I would suggest putting your name down for a table as waits can be as long as one hour (especially if you miss your name being called out a couple of times like we did). But in that time you can wander and check out the rest of the farm or see what’s cooking on the spit.
Three Blue Ducks is the on-site restaurant, a sister to Sydney’s kitchen-garden equipped diner of the same name, co-partnered by Robertson (former head chef of Tetsuya’s and expert on Channel 10’s Recipe to Riches). Bumping into my best friend’s mum (he’s a head chef in Singapore) while we were waiting for our table I was glad to learn that when he visited recently for a family wedding he had every breakfast, lunch and dinner at Three Blue Ducks. With thumbs up like that I couldn’t wait!
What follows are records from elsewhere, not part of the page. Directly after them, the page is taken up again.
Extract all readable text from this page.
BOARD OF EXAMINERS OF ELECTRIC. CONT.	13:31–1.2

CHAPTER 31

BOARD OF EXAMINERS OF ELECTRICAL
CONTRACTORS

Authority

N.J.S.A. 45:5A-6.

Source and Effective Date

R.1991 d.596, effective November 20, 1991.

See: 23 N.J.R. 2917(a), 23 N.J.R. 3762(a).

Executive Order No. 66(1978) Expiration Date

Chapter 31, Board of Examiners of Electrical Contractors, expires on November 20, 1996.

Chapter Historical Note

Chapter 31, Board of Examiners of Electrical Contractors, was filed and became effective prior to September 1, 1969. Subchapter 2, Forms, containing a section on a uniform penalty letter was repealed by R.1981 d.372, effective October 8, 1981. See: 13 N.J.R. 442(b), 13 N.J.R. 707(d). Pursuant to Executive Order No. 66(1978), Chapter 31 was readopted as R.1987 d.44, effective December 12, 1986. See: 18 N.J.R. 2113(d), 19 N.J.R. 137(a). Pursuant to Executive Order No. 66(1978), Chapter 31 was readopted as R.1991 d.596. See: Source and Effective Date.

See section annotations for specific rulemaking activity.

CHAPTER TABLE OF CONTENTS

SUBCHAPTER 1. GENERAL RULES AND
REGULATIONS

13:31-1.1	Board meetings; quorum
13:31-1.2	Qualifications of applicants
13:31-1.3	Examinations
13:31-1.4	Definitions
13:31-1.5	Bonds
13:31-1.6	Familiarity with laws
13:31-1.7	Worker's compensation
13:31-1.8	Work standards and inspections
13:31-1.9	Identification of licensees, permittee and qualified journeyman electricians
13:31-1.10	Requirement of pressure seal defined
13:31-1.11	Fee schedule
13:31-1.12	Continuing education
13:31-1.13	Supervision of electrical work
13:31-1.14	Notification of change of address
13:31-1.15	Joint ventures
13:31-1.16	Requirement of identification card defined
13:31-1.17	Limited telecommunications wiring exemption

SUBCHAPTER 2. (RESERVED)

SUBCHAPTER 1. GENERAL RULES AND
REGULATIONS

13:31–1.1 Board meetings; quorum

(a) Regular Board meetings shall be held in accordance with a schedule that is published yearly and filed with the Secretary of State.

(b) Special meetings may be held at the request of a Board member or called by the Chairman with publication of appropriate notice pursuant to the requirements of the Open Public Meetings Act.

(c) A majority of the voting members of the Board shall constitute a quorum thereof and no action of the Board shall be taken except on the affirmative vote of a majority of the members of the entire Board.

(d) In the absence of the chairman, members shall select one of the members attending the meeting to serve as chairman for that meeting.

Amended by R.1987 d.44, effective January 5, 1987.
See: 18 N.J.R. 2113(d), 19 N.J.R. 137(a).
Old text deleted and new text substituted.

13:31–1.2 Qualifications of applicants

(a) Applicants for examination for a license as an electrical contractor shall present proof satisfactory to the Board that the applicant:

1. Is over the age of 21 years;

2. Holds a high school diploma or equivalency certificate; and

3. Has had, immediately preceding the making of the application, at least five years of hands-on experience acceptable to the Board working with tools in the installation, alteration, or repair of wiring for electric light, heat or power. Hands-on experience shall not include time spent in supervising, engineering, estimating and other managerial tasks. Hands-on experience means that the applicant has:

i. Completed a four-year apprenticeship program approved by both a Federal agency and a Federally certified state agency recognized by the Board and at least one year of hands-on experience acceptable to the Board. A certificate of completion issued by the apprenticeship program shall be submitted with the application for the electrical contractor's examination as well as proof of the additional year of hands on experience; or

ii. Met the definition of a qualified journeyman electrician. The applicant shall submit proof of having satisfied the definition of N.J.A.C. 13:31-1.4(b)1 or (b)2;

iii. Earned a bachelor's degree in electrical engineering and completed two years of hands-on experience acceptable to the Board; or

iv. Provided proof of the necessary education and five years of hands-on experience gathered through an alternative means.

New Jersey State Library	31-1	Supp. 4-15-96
I visited twice while visiting the coast – the first we had takeaway from the open BBQ – the quarter chicken with sides was amazing but I ate it while watching my friends dive into the proper menu which is what I did this time. I couldn’t look past the porchetta – rolled pork belly with pancetta, rosemary and spices cooked over hot coals served with braised cabbage, massively long parsnips, roasted apple and rosemary focaccia (32).
Heaven on a plate in presentation and flavour. The pork was succulent, the crackling perfect and you could tell the vegetables had been pulled from the ground that very morning.
My better half had been raving about the Sri Lankan style vegetable curry since our original visit and there was no way she was going to steer clear of one of the best currys she has ever had. Served with seasonal vegetables, chickpeas, beet leaves, coconut sambal and yoghurt – this was one dish that could make a meat eater like me change teams.
This is a one of a kind restaurant that takes care of all your foodie needs no matter what time of the day it is. There really is no point on taking a gamble on restaurants in Byron Bay when you have this beauty taking care of your every whim. I would even say it’s worth hiring a car if youre visiting the Gold Coast to get down here – it’s unlike anywhere – you can eat in the restaurant or get takeaway and go and explore the farm. What more could you want?